Mr Antoniw told MSs the Wales Act 2017, which gave the Senedd control over its electoral system for the first time, does not include any referendum requirement.

‘Grossly unfair’

Mr Millar also raised concerns about the “unacceptable” potential for a 10% variance in the size of Senedd constituencies from 2030, which is twice that allowed at Westminster.

He said from 2026 all Senedd constituencies will have about 147,000 electors, aside from whichever is paired with the protected Ynys Môn constituency.

Mr Millar explained that the paired Ynys Môn seat could have up to 25,000 fewer electors.

The Tory warned that from 2030 it will be possible for constituencies to vary in size by 30,000 electors or more, which he described as grossly unfair and inappropriate.

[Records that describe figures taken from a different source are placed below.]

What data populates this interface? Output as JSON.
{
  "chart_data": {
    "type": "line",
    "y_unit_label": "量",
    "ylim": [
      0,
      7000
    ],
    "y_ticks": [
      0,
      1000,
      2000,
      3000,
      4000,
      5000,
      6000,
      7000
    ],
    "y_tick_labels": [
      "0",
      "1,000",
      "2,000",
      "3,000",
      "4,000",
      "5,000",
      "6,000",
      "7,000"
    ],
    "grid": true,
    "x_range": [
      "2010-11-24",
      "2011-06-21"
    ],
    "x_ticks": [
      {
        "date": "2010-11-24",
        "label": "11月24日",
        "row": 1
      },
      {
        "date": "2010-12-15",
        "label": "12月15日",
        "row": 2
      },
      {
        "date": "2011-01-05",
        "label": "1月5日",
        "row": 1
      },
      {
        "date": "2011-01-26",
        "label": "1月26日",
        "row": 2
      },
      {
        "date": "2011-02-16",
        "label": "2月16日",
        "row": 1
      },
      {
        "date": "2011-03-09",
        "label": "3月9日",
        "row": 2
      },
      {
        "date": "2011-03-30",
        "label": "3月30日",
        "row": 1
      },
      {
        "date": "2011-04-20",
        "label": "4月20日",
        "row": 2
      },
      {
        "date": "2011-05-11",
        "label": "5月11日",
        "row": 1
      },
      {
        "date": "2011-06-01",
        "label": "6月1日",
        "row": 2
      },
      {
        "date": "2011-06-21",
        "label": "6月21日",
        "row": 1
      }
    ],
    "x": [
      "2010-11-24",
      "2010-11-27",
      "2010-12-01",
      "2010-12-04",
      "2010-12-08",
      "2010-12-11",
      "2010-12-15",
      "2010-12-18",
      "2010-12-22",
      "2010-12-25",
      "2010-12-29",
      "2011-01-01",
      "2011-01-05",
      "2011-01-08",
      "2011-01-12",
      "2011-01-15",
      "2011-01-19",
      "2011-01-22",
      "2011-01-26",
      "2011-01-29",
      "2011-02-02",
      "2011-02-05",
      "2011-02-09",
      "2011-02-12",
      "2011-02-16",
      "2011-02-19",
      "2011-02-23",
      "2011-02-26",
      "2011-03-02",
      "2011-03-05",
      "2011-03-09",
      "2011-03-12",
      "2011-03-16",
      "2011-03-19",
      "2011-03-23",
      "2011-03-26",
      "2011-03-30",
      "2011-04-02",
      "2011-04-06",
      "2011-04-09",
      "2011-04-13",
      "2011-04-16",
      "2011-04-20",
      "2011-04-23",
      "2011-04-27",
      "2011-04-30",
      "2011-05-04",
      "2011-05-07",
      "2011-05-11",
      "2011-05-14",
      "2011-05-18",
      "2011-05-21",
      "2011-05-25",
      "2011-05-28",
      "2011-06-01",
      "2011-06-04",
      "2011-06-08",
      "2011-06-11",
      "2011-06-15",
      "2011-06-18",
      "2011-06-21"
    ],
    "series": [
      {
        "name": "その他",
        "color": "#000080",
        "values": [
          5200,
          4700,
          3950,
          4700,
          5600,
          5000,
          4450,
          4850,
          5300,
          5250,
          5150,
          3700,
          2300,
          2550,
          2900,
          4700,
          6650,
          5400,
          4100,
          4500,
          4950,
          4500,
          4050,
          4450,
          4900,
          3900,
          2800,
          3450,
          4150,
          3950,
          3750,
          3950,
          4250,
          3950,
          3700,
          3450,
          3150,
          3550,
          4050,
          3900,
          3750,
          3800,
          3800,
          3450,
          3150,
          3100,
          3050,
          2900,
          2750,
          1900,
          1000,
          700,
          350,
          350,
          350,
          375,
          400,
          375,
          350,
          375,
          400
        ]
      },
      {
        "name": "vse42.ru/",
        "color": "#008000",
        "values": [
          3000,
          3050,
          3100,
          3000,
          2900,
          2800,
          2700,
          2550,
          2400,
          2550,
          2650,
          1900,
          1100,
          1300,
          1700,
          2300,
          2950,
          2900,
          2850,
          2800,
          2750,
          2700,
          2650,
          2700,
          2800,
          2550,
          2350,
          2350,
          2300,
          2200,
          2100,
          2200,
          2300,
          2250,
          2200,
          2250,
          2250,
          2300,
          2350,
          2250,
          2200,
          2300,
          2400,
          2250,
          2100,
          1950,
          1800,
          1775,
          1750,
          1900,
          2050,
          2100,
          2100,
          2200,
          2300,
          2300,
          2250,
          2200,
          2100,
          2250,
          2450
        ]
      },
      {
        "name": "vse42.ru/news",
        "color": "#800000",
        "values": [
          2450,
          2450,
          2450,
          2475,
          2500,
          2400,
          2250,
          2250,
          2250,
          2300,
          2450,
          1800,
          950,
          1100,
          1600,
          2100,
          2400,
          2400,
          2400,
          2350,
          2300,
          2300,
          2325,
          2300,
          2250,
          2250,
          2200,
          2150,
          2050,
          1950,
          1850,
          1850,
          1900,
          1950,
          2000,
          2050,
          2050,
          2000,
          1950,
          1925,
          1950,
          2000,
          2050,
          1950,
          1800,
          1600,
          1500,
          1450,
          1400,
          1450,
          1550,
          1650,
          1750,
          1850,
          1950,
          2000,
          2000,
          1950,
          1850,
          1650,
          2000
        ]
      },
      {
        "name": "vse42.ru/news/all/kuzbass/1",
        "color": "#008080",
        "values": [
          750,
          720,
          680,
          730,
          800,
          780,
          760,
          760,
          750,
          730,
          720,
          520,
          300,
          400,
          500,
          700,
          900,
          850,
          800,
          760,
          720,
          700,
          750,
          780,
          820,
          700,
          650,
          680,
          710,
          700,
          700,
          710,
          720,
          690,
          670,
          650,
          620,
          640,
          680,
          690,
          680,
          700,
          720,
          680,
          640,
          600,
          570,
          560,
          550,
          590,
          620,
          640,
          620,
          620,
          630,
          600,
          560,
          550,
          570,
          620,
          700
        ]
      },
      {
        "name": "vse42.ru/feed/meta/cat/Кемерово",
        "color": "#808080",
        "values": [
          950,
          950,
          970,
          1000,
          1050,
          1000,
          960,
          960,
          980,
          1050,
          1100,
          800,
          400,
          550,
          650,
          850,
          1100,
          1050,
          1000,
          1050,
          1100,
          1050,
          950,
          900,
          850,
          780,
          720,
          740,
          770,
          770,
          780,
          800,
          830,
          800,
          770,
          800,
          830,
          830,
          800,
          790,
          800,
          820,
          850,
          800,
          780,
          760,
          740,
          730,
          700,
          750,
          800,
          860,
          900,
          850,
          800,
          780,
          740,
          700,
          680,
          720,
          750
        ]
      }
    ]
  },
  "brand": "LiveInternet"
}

He said: “In the interests of fairness and equality of representation for all citizens of Wales, it is important that all MSs represent a similar number of constituents.”


Ms Fychan raised concerns about artificial quotas and unintended consequences, pointing to the example of the new Brecon, Radnor and Cwmtawe seat at Westminster.

The Plaid Cymru MS said: “If there must be a quota then we must include as much flexibility as possible rather than bind the boundary commission’s hands.”

Similarly, Mr Antoniw said introducing a smaller variance than 10% would mean more changes in Senedd constituency boundaries between 2026 and 2030.

He pointed out that there is no numerical limit in Scotland as he stressed the importance of flexibility to respond to matters such as geography and local ties.

MSs voted down the Tory amendment which would have halved variance to 5%.

Following the two-day stage-two debate on March 5 and 6, the bill now moves onto stage three – which will see further amendments debated and is expected to be held in late April.